News / Grantmaking Opportunities + Updates
Hive Chicago Members Launch the "Working at S.C.A.L.E." Program
Hive Chicago Network member, Sweet Water Foundation (SWF), is excited to announce the launch of the Working Through S.C.A.L.E. (Sustainable Collaborations Across Living Ecologies) program in partnership with the Chicago Academy of Sciences/ Peggy Notebaert Nature Museum (Nature Museum). The S.C.A.L.E. program will identify and integrate open science hardware for environmental and ecological monitoring into existing teen programs to create collaborative, teen-driven investigations of the urban environment across the city. Teens will also work closely with the Nature Museum's biology staff to restore a prairie at SWF’s site that will become a core site for ongoing monitoring.
The Working Through S.C.A.L.E. program launched in early April with planning meetings at Sweet Water Foundation’s Perry Ave Commons. Program staff from both organizations and the Nature Museum's biology staff and scientists toured the site, conducted a planning session, tinkered with tools and hardware, and identified the site for prairie restoration. In mid-April, teens from the Nature Museum's TEENS Program visited the Perry Ave Commons for the first of many joint programming sessions.

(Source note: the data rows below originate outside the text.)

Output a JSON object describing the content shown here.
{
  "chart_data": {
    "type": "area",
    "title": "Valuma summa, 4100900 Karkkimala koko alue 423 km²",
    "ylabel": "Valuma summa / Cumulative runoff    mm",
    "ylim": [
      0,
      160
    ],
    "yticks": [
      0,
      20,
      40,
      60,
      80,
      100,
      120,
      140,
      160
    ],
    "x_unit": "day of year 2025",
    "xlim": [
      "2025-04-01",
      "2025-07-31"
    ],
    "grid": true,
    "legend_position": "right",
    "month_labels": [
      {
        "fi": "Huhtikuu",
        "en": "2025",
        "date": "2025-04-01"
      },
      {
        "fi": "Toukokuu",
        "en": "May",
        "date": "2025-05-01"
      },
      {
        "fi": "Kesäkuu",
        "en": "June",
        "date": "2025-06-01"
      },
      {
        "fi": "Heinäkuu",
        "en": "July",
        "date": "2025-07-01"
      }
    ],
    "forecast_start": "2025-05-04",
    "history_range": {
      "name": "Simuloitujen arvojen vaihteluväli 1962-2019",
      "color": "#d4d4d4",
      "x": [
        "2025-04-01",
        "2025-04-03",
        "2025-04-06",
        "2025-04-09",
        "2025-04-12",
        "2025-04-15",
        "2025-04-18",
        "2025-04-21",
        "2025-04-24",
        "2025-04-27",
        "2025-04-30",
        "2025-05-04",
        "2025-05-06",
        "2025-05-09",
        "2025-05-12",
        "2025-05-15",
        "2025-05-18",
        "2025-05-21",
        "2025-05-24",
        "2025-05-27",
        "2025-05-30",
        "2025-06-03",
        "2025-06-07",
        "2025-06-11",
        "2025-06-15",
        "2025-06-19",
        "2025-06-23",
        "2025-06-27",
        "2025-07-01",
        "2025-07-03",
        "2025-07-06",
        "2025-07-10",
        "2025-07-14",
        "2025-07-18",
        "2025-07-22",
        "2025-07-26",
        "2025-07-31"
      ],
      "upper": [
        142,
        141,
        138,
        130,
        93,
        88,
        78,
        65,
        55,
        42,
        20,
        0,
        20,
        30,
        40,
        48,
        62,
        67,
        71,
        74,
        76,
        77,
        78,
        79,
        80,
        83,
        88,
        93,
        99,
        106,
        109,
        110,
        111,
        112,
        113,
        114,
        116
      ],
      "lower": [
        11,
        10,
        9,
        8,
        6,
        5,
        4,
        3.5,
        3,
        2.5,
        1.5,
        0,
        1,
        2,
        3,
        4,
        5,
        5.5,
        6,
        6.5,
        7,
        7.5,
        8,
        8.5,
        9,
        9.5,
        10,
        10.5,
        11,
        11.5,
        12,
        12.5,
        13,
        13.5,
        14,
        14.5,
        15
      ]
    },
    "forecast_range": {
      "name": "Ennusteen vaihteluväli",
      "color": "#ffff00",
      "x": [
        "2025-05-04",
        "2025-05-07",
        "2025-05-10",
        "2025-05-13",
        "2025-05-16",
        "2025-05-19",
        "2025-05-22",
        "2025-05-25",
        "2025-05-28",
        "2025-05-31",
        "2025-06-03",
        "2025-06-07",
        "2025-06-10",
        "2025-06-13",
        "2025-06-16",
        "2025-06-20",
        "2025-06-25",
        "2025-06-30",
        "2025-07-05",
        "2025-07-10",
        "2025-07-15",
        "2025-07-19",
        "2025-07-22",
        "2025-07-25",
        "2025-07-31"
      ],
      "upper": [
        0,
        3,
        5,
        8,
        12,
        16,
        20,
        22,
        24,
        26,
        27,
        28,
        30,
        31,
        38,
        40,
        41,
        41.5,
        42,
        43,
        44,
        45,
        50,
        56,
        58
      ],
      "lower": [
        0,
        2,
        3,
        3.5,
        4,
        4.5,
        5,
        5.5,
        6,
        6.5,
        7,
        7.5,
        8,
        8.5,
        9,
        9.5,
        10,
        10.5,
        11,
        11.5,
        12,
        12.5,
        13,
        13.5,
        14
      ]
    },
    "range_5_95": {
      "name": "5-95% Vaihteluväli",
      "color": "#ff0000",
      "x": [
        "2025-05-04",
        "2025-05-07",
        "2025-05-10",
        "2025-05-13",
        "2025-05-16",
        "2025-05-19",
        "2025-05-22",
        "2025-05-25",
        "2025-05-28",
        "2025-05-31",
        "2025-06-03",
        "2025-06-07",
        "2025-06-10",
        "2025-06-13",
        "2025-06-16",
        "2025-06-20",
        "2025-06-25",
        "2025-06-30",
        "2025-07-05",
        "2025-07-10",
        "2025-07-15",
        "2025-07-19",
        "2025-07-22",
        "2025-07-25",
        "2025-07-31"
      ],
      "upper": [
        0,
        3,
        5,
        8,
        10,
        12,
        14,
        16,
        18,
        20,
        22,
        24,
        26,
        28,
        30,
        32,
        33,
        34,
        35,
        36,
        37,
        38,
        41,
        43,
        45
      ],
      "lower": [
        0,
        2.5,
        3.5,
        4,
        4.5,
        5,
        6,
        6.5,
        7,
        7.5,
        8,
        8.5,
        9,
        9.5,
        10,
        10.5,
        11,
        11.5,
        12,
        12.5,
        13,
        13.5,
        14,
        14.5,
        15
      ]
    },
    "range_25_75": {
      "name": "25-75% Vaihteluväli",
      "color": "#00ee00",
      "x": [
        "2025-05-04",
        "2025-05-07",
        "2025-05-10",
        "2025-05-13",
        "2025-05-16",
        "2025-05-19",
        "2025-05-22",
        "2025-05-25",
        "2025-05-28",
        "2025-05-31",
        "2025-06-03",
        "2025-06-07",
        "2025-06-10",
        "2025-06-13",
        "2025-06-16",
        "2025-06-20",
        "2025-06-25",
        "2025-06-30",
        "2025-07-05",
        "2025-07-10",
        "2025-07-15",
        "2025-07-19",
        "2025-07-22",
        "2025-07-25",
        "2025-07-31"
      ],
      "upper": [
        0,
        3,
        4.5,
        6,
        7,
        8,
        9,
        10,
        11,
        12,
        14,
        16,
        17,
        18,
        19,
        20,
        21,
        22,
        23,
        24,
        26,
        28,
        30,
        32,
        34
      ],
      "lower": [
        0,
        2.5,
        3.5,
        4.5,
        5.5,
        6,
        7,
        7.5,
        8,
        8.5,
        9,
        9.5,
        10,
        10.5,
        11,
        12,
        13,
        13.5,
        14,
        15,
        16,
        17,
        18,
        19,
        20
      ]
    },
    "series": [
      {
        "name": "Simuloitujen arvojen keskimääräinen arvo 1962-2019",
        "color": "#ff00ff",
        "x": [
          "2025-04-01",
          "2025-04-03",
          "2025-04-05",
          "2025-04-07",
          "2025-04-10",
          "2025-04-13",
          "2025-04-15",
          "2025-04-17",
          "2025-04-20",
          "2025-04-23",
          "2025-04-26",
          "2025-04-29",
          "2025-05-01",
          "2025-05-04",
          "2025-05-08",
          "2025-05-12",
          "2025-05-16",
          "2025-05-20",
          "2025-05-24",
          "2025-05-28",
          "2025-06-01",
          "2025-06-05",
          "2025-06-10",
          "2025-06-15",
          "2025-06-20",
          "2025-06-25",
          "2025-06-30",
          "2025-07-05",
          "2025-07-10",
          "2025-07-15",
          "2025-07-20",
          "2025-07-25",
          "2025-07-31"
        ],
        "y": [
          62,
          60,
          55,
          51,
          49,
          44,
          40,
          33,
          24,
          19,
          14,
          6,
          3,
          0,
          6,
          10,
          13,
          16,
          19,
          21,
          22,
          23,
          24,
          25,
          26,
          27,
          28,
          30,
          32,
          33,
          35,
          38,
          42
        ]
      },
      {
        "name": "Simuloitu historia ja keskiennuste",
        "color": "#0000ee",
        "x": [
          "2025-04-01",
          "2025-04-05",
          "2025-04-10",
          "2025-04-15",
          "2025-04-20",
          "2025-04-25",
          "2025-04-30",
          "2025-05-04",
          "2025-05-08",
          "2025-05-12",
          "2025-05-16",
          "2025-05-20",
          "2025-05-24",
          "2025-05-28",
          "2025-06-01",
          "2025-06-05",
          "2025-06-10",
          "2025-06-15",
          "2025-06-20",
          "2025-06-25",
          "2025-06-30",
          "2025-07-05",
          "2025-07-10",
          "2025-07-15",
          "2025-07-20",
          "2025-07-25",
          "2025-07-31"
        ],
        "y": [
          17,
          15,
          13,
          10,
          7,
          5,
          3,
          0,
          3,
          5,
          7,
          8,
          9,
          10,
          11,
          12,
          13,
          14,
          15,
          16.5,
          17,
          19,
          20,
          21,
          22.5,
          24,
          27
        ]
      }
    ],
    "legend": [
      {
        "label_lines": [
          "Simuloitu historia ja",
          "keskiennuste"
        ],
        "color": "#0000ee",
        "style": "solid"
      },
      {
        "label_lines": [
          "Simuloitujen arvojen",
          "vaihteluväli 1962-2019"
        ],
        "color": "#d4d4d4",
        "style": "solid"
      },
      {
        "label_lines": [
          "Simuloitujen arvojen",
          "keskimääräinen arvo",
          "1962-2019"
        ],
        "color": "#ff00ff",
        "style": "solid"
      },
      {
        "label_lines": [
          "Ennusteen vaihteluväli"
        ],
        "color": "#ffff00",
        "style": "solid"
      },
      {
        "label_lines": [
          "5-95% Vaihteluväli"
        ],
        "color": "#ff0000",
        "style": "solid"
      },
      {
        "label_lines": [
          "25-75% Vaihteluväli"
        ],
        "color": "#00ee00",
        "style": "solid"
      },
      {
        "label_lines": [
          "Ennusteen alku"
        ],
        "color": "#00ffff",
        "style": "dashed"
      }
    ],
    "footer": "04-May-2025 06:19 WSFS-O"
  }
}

Read on below for more information on the Working Through S.C.A.L.E. program, which will run through summer 2018.
Program Overview
Working Through S.C.A.L.E is a collaboration between Sweet Water Foundation (SWF) and the Nature Museum that emerged from the Chicago Learning Exchange’s Hive Chicago Network with funding from the Hive Chicago Fund for Connected Learning. The idea for S.C.A.L.E. was sparked during a previous Hive Chicago project, the Hive Mapping Cooperative, on which both SWF and the Nature Museum were engaged. S.C.A.L.E. builds upon the open-source mapping and data-sharing platforms work of the Hive Mapping Cooperative and applies similar tools and the lessons learned to the realm of environment science and urban ecology.
SWF and the Nature Museum will integrate their respective Apprenticeship and Citizen Science programming to create a platform for open-source urban ecological inquiry. The project will enlist teens from across the city in citizen sensing, participatory research whereby they will use smartphones and networked devices to engage with modes of environmental observation and data collection. Youth will engage in a series of cross-program workshops that will investigate the use of open-source environmental sensors in citizen-sensing projects to explore the fundamentals of citizen sensing as the basis for civic action. Between workshop sessions, teens will engage in collaborative ecological and environmental monitoring across program sites. Teens will also work closely with the Nature Museum's biology staff to restore a prairie at SWF’s site that will become a core site for ongoing monitoring.
Participants will use a range of hardware to explore the development of related monitoring systems, and a variety of tools and media (e.g. Google docs, photography, etc.) to document and share their experiences. Final work products will be presented at SWF and the Nature Museum showcase events open to the public.